Play will be scheduled for six-and-a-half hours each day, half an hour more than in five-day games, with 98 overs due to be bowled in a day, instead of 90. As in five-day games, an extra half hour can be added in order to complete the overs.
The first two sessions of play will be two hours 15 minutes each, instead of two hours, with a 20-minute tea break instead of a lunch break after the first session. There will be a 40-minute dinner break after the second session.
There is no provision for time lost to be carried over to subsequent days.
The follow-on can be enforced with a lead of 150 runs, compared to 200 runs in five-day games.
Play will start at 1.30pm (1130 GMT) each day. The sunset in Port Elizabeth will be between 7.30pm and 7.31pm on the four days of the match, half an hour into the last session.
It is the first Test match since 1972/73 to be scheduled over four days.

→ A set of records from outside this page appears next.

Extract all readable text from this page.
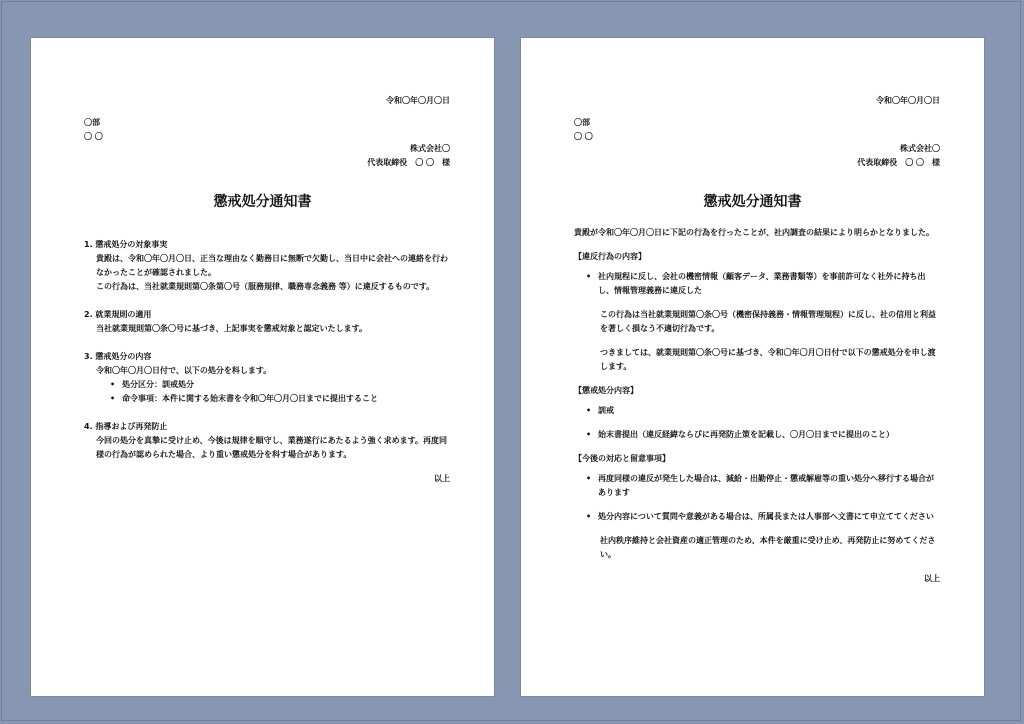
令和〇年〇月〇日
〇部
〇 〇
株式会社〇
代表取締役　〇 〇　様
懲戒処分通知書
1. 懲戒処分の対象事実
貴殿は、令和〇年〇月〇日、正当な理由なく勤務日に無断で欠勤し、当日中に会社への連絡を行わなかったことが確認されました。
この行為は、当社就業規則第〇条第〇号（服務規律、職務専念義務 等）に違反するものです。
2. 就業規則の適用
当社就業規則第〇条〇号に基づき、上記事実を懲戒対象と認定いたします。
3. 懲戒処分の内容
令和〇年〇月〇日付で、以下の処分を科します。
• 処分区分：訓戒処分
• 命令事項：本件に関する始末書を令和〇年〇月〇日までに提出すること
4. 指導および再発防止
今回の処分を真摯に受け止め、今後は規律を順守し、業務遂行にあたるよう強く求めます。再度同様の行為が認められた場合、より重い懲戒処分を科す場合があります。
以上
令和〇年〇月〇日
〇部
〇 〇
株式会社〇
代表取締役　〇 〇　様
懲戒処分通知書
貴殿が令和〇年〇月〇日に下記の行為を行ったことが、社内調査の結果により明らかとなりました。
【違反行為の内容】
• 社内規程に反し、会社の機密情報（顧客データ、業務書類等）を事前許可なく社外に持ち出し、情報管理義務に違反した
この行為は当社就業規則第〇条〇号（機密保持義務・情報管理規程）に反し、社の信用と利益を著しく損なう不適切行為です。
つきましては、就業規則第〇条〇号に基づき、令和〇年〇月〇日付で以下の懲戒処分を申し渡します。
【懲戒処分内容】
• 訓戒
• 始末書提出（違反経緯ならびに再発防止策を記載し、〇月〇日までに提出のこと）
【今後の対応と留意事項】
• 再度同様の違反が発生した場合は、減給・出勤停止・懲戒解雇等の重い処分へ移行する場合があります
• 処分内容について質問や意義がある場合は、所属長または人事部へ文書にて申立ててください
社内秩序維持と会社資産の適正管理のため、本件を厳重に受け止め、再発防止に努めてください。
以上
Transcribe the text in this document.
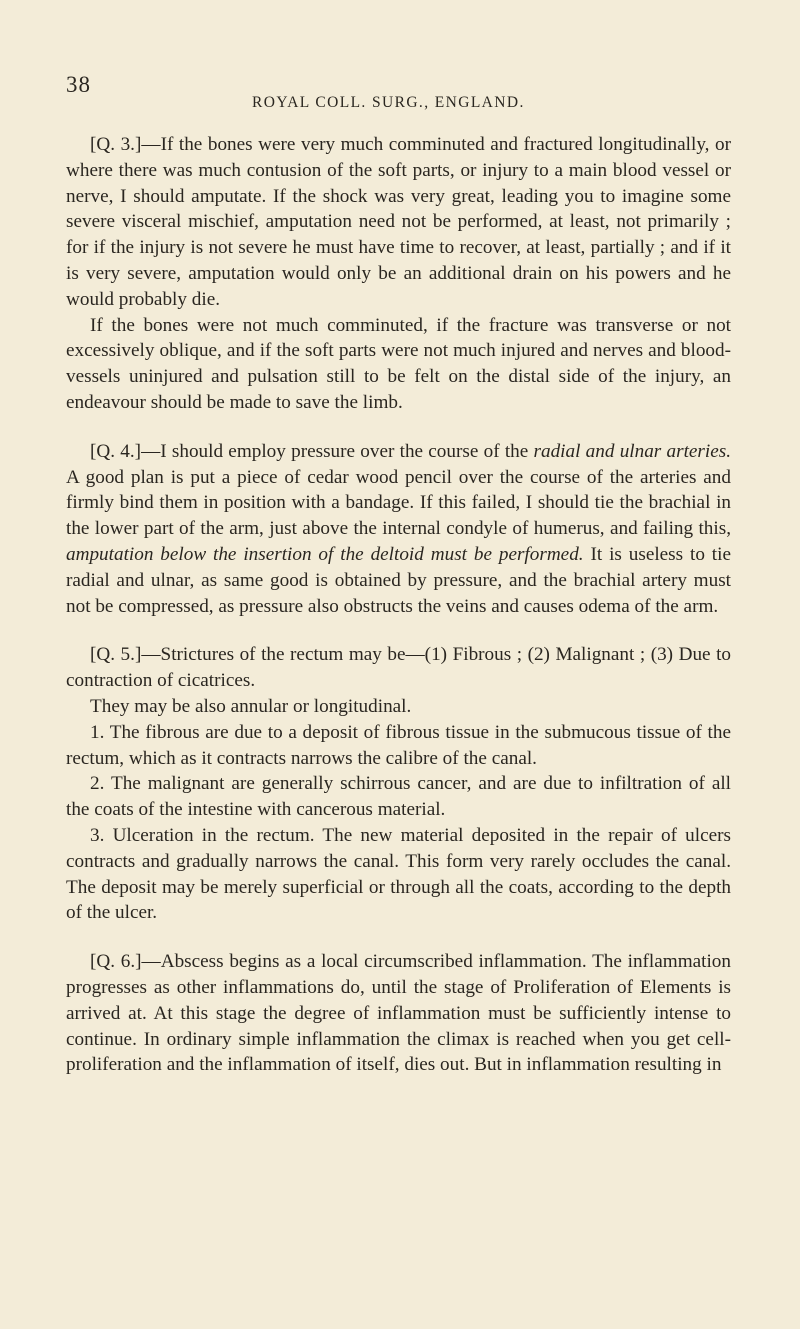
38
ROYAL COLL. SURG., ENGLAND.

[Q. 3.]—If the bones were very much comminuted and fractured longitudinally, or where there was much contusion of the soft parts, or injury to a main blood vessel or nerve, I should amputate. If the shock was very great, leading you to imagine some severe visceral mischief, amputation need not be performed, at least, not primarily ; for if the injury is not severe he must have time to recover, at least, partially ; and if it is very severe, amputation would only be an additional drain on his powers and he would probably die.

If the bones were not much comminuted, if the fracture was transverse or not excessively oblique, and if the soft parts were not much injured and nerves and blood-vessels uninjured and pulsation still to be felt on the distal side of the injury, an endeavour should be made to save the limb.

[Q. 4.]—I should employ pressure over the course of the radial and ulnar arteries. A good plan is put a piece of cedar wood pencil over the course of the arteries and firmly bind them in position with a bandage. If this failed, I should tie the brachial in the lower part of the arm, just above the internal condyle of humerus, and failing this, amputation below the insertion of the deltoid must be performed. It is useless to tie radial and ulnar, as same good is obtained by pressure, and the brachial artery must not be compressed, as pressure also obstructs the veins and causes odema of the arm.

[Q. 5.]—Strictures of the rectum may be—(1) Fibrous ; (2) Malignant ; (3) Due to contraction of cicatrices.

They may be also annular or longitudinal.

1. The fibrous are due to a deposit of fibrous tissue in the submucous tissue of the rectum, which as it contracts narrows the calibre of the canal.

2. The malignant are generally schirrous cancer, and are due to infiltration of all the coats of the intestine with cancerous material.

3. Ulceration in the rectum. The new material deposited in the repair of ulcers contracts and gradually narrows the canal. This form very rarely occludes the canal. The deposit may be merely superficial or through all the coats, according to the depth of the ulcer.

[Q. 6.]—Abscess begins as a local circumscribed inflammation. The inflammation progresses as other inflammations do, until the stage of Proliferation of Elements is arrived at. At this stage the degree of inflammation must be sufficiently intense to continue. In ordinary simple inflammation the climax is reached when you get cell-proliferation and the inflammation of itself, dies out. But in inflammation resulting in
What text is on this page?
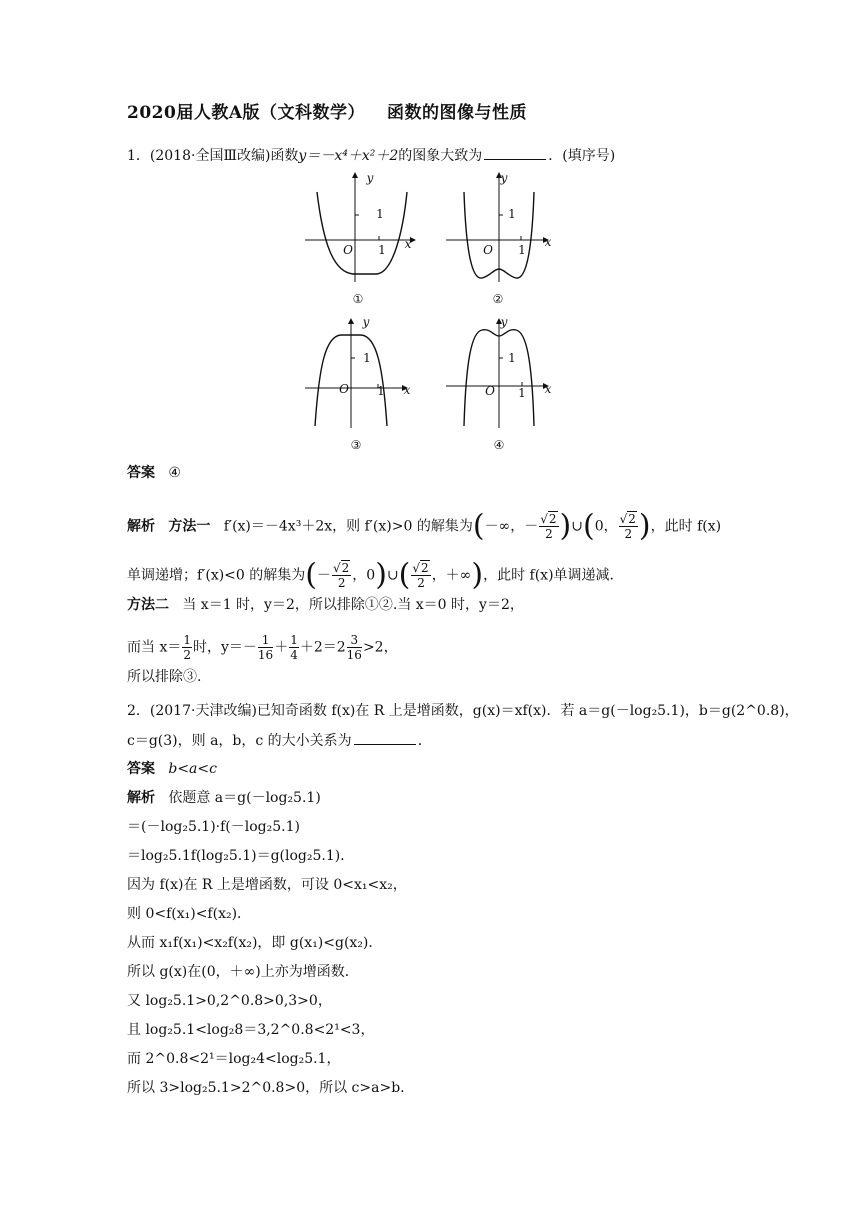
2020届人教A版（文科数学） 函数的图像与性质
1．(2018·全国Ⅲ改编)函数y＝－x⁴＋x²＋2的图象大致为	．(填序号)
y
1
O	1	x
①
y
1
O	1
x
②
y
1
O	1	x
③
y
1
O	1	x
④
答案 ④
解析 方法一 f′(x)＝－4x³＋2x，则 f′(x)>0 的解集为(－∞，－ $\frac{√2}{2}$ )∪(0， $\frac{√2}{2}$ )，此时 f(x)
单调递增；f′(x)<0 的解集为(－ $\frac{√2}{2}$ ，0)∪( $\frac{√2}{2}$ ，＋∞)，此时 f(x)单调递减．
方法二 当 x＝1 时，y＝2，所以排除①②.当 x＝0 时，y＝2，
而当 $x= \frac{1}{2}$ 时，$y=- \frac{1}{16} + \frac{1}{4} +2=2 \frac{3}{16} >2$，
所以排除③.
2．(2017·天津改编)已知奇函数 f(x)在 R 上是增函数，g(x)＝xf(x)．若 a＝g(－log₂5.1)，b＝g(2^0.8)，
c＝g(3)，则 a，b，c 的大小关系为	．
答案 b<a<c
解析 依题意 a＝g(－log₂5.1)
＝(－log₂5.1)·f(－log₂5.1)
＝log₂5.1f(log₂5.1)＝g(log₂5.1)．
因为 f(x)在 R 上是增函数，可设 0<x₁<x₂，
则 0<f(x₁)<f(x₂)．
从而 x₁f(x₁)<x₂f(x₂)，即 g(x₁)<g(x₂)．
所以 g(x)在(0，＋∞)上亦为增函数．
又 log₂5.1>0,2^0.8>0,3>0，
且 log₂5.1<log₂8＝3,2^0.8<2¹<3，
而 2^0.8<2¹＝log₂4<log₂5.1，
所以 3>log₂5.1>2^0.8>0，所以 c>a>b.
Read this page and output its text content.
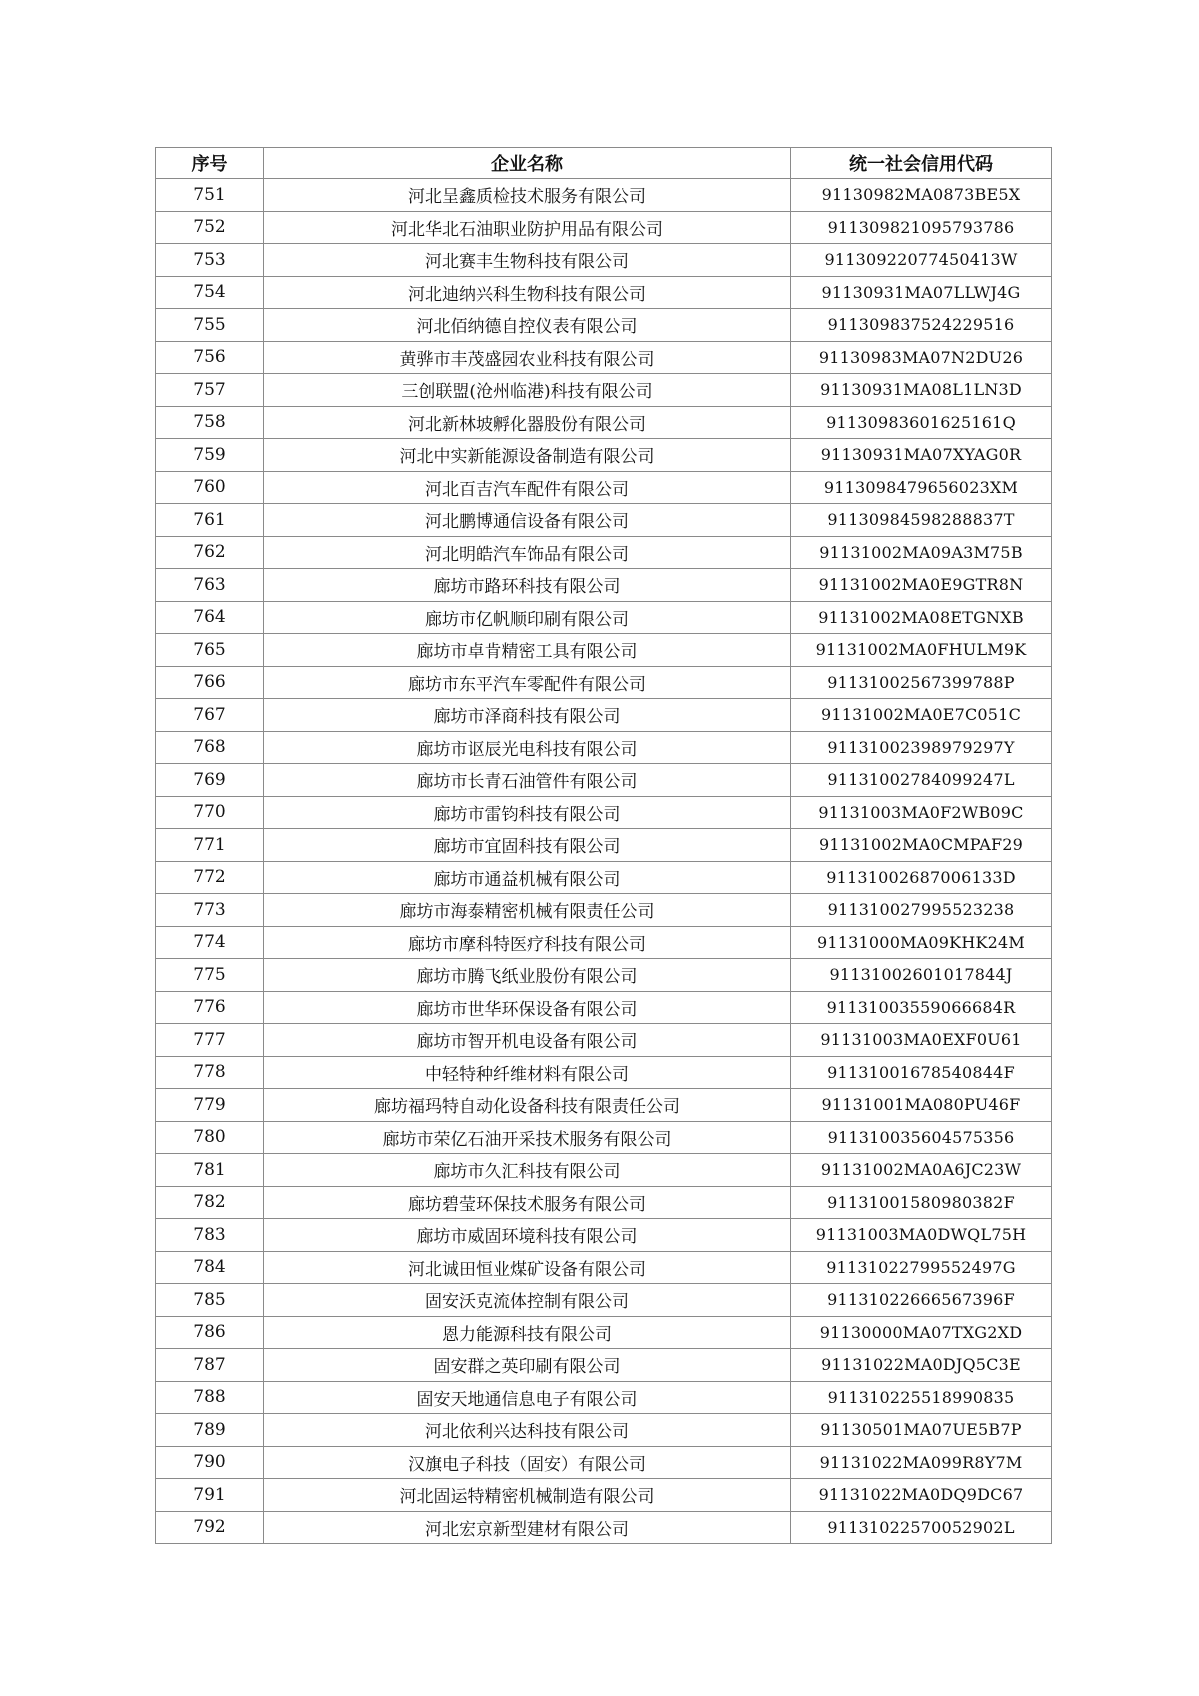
序号	企业名称	统一社会信用代码
751	河北呈鑫质检技术服务有限公司	91130982MA0873BE5X
752	河北华北石油职业防护用品有限公司	911309821095793786
753	河北赛丰生物科技有限公司	91130922077450413W
754	河北迪纳兴科生物科技有限公司	91130931MA07LLWJ4G
755	河北佰纳德自控仪表有限公司	911309837524229516
756	黄骅市丰茂盛园农业科技有限公司	91130983MA07N2DU26
757	三创联盟(沧州临港)科技有限公司	91130931MA08L1LN3D
758	河北新林坡孵化器股份有限公司	91130983601625161Q
759	河北中实新能源设备制造有限公司	91130931MA07XYAG0R
760	河北百吉汽车配件有限公司	9113098479656023XM
761	河北鹏博通信设备有限公司	91130984598288837T
762	河北明皓汽车饰品有限公司	91131002MA09A3M75B
763	廊坊市路环科技有限公司	91131002MA0E9GTR8N
764	廊坊市亿帆顺印刷有限公司	91131002MA08ETGNXB
765	廊坊市卓肯精密工具有限公司	91131002MA0FHULM9K
766	廊坊市东平汽车零配件有限公司	91131002567399788P
767	廊坊市泽商科技有限公司	91131002MA0E7C051C
768	廊坊市讴辰光电科技有限公司	91131002398979297Y
769	廊坊市长青石油管件有限公司	91131002784099247L
770	廊坊市雷钧科技有限公司	91131003MA0F2WB09C
771	廊坊市宜固科技有限公司	91131002MA0CMPAF29
772	廊坊市通益机械有限公司	91131002687006133D
773	廊坊市海泰精密机械有限责任公司	911310027995523238
774	廊坊市摩科特医疗科技有限公司	91131000MA09KHK24M
775	廊坊市腾飞纸业股份有限公司	91131002601017844J
776	廊坊市世华环保设备有限公司	91131003559066684R
777	廊坊市智开机电设备有限公司	91131003MA0EXF0U61
778	中轻特种纤维材料有限公司	91131001678540844F
779	廊坊福玛特自动化设备科技有限责任公司	91131001MA080PU46F
780	廊坊市荣亿石油开采技术服务有限公司	911310035604575356
781	廊坊市久汇科技有限公司	91131002MA0A6JC23W
782	廊坊碧莹环保技术服务有限公司	91131001580980382F
783	廊坊市威固环境科技有限公司	91131003MA0DWQL75H
784	河北诚田恒业煤矿设备有限公司	91131022799552497G
785	固安沃克流体控制有限公司	91131022666567396F
786	恩力能源科技有限公司	91130000MA07TXG2XD
787	固安群之英印刷有限公司	91131022MA0DJQ5C3E
788	固安天地通信息电子有限公司	911310225518990835
789	河北依利兴达科技有限公司	91130501MA07UE5B7P
790	汉旗电子科技（固安）有限公司	91131022MA099R8Y7M
791	河北固运特精密机械制造有限公司	91131022MA0DQ9DC67
792	河北宏京新型建材有限公司	91131022570052902L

Until then, Test matches were played over varying numbers of days, from three to six – and on a number of occasions were timeless, played over an unlimited number of days until a result was achieved.
The last timeless Test, between South Africa and England in Durban in 1938/39, ended in a draw after ten days (one of which was rained off) when the England team had to catch a ship home.
Since 1972/73 Test matches have been standardised as five-day games, although a match between Australia and a World XI in 2005/06 was scheduled over six days. It lasted four days.
The South Africa-Zimbabwe match will be the eighth day-night Test and the first to be played in South Africa. Four of the previous seven day-night games have been played in Australia.